Après une scène d’incendie qui marque la détresse de la mère et les espoirs de la fille, le premier rôle de Marilyn actrice de cinéma, dans "Les Reines du music-hall" de Phil Karlson (1948), permet au metteur en scène de poser la quête du père comme traumatique, avec la chanson Every Baby Needs a Da-Da-Daddy" (traduisez « chaque bébé a besoin d’un papa »). Composant nombre de scènes glaçantes, en rendant machinale la supposée audition avec Darryl F. Zanuck, ou grâce au simple positionnement des applaudissements d’une foule à l'ampleur inutile, lors de la prise avec la jupe soulevée par l'air de la bouche de métro sur le tournage de "Sept ans de réflexion", le metteur en scène parvient à créer un véritable malaise. Mais que penser de la rencontre ultra sécurisée avec Kennedy, résumée à une scène dont la frontalité apparaît comme gratuite ? Et même si on voit bien là un résumé des « couleuvres » que la femme a dû avaler, la vision d’une main baladeuse d’un producteur lors d’une Première, suivie sans transition des cris de l’actrice lors d’un tournage, exprime un état de faits bien plus efficacement.

"Blonde" sera donc loin de faire l’unanimité, même si le film s’attache fort justement à montrer les dérives du « male gaze » comme forme de domination permanente. Multipliant les audaces et les dispositifs visuels, Andrew Dominik impressionne par sa mise en scène, comme par les correspondances qu’il crée au montage, opposant de plus en plus frontalement les élans de la vie privée et les sacrifices liés à la carrière.
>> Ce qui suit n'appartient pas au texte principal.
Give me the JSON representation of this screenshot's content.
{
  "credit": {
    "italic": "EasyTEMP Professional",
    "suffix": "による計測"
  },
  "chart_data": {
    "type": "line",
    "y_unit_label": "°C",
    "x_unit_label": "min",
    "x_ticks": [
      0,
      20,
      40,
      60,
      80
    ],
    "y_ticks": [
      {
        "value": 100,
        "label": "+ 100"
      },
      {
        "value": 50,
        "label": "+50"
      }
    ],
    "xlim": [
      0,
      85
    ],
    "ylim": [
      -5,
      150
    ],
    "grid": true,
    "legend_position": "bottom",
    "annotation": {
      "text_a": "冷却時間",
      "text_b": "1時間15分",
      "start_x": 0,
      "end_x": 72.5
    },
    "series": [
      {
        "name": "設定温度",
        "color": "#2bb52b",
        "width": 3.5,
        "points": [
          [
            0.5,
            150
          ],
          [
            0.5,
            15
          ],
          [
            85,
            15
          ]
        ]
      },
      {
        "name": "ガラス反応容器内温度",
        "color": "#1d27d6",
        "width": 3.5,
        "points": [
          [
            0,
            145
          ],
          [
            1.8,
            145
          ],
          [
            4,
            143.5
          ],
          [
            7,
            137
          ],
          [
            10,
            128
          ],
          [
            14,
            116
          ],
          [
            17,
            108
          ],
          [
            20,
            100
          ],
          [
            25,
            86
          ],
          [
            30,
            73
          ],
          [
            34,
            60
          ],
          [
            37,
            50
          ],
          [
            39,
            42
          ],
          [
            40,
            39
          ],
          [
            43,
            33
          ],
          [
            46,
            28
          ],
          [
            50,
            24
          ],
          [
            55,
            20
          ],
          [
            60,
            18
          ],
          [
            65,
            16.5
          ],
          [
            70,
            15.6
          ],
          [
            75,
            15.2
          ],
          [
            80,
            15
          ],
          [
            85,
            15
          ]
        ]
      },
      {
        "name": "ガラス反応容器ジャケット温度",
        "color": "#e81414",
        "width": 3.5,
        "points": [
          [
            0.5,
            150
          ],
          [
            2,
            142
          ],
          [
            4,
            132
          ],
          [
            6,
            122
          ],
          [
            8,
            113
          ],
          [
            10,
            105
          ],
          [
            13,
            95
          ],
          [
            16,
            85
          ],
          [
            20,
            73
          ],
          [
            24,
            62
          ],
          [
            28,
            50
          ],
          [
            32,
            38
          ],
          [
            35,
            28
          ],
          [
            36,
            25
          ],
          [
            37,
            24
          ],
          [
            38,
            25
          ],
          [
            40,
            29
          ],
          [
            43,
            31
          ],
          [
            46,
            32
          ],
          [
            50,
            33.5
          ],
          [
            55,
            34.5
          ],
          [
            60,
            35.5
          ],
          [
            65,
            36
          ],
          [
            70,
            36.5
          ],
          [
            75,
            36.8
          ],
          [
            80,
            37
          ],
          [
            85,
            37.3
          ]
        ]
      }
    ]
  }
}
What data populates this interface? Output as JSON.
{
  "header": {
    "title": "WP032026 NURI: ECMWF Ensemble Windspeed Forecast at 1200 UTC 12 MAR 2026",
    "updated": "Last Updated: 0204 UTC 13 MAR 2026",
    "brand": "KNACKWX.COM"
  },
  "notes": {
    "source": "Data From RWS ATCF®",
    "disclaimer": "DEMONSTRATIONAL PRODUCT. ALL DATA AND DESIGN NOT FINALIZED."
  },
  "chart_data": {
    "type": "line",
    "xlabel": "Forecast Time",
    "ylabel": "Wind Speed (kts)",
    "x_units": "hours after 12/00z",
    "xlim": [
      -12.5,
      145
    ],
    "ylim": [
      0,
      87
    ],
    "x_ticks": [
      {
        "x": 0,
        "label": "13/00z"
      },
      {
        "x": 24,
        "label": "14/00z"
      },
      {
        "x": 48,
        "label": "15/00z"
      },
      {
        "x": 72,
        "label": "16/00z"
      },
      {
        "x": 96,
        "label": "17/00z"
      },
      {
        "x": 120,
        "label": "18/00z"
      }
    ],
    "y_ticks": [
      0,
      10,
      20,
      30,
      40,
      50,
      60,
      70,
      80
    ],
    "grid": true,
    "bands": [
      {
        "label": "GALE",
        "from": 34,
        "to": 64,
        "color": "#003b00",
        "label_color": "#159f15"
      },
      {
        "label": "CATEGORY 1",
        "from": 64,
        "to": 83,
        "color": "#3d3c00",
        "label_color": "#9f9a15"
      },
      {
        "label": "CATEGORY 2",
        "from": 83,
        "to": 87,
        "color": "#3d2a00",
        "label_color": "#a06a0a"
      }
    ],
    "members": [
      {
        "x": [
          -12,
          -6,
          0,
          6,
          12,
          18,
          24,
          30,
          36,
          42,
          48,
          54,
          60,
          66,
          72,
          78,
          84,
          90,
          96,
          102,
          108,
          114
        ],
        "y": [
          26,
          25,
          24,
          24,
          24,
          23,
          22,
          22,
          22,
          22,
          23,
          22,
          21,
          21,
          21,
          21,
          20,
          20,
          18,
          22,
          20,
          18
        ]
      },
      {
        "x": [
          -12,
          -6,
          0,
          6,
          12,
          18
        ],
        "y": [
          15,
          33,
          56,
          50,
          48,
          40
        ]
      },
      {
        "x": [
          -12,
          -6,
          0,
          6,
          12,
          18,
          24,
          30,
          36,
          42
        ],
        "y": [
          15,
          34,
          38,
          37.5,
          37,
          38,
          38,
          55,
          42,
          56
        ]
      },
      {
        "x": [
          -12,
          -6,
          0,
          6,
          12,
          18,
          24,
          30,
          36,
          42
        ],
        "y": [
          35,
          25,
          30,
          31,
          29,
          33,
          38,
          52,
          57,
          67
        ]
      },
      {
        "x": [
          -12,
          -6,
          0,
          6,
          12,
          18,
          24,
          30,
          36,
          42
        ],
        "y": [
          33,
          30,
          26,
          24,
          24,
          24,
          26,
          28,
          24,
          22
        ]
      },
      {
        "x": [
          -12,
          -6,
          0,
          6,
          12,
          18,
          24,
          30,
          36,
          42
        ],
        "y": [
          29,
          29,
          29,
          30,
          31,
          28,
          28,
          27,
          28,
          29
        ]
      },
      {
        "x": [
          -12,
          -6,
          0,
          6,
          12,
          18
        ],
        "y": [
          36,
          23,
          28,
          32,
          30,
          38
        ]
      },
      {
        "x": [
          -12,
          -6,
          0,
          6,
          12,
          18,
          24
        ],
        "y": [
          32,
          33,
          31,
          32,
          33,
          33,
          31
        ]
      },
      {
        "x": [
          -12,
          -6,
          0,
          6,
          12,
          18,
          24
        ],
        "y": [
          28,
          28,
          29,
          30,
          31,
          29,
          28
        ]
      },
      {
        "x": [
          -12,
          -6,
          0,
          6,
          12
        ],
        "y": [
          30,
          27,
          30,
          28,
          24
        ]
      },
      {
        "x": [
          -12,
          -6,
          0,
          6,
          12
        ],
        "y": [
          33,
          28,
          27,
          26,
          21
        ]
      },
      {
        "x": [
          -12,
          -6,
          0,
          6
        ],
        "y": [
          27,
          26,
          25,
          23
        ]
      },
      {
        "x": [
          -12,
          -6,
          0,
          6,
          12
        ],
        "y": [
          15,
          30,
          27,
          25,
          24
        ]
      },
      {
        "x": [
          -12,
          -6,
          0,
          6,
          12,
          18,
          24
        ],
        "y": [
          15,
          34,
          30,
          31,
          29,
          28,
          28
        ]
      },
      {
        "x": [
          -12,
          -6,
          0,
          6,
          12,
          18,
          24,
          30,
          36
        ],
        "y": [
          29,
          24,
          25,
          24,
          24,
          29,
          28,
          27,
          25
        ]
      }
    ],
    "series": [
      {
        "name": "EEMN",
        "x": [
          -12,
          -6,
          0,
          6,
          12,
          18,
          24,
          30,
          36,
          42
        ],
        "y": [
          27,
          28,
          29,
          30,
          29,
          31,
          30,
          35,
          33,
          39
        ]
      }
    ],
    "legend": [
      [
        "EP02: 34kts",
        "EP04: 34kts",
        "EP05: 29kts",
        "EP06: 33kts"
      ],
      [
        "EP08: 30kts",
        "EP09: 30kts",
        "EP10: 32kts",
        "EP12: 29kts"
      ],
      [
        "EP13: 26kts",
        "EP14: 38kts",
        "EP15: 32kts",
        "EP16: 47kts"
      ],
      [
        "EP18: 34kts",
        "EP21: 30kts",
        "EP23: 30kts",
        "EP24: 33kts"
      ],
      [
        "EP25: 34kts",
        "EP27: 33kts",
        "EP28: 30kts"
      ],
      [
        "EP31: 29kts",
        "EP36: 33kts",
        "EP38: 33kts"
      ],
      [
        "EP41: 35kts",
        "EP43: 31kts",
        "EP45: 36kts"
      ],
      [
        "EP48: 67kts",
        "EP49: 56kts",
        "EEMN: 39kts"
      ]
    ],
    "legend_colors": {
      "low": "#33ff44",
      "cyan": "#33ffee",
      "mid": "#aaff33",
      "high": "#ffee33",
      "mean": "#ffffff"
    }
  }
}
La violence d’une phrase, « pour ça tu as tué ton bébé », restera ainsi longtemps gravée dans l’esprit du spectateur. S’attachant à montrer également les préjugés sur l’intelligence de la femme (« je ne suis pas une star, je suis une blonde »), le scénario offre peu d’éclaircies dans ce parcours hors normes, allant jusqu’à imaginer des dialogues maladroits entre Marilyn et son fœtus. La seule éclaircie viendra finalement de sa liaison avec le fils Chaplin et son ami, la représentation du triangle amoureux et surtout de la découverte du plaisir féminin, avec les corps étirés devenant des sortes de volutes, s’avérant des plus troublantes. Alors à vous de vous faire un avis, face à ce partiellement faux biopic doté d’une actrice grandiose, Ana de Armas, autant à part sur la forme qu’il est impactant sur le fond. Une chose est sûre, vous n’en sortirez pas indemne.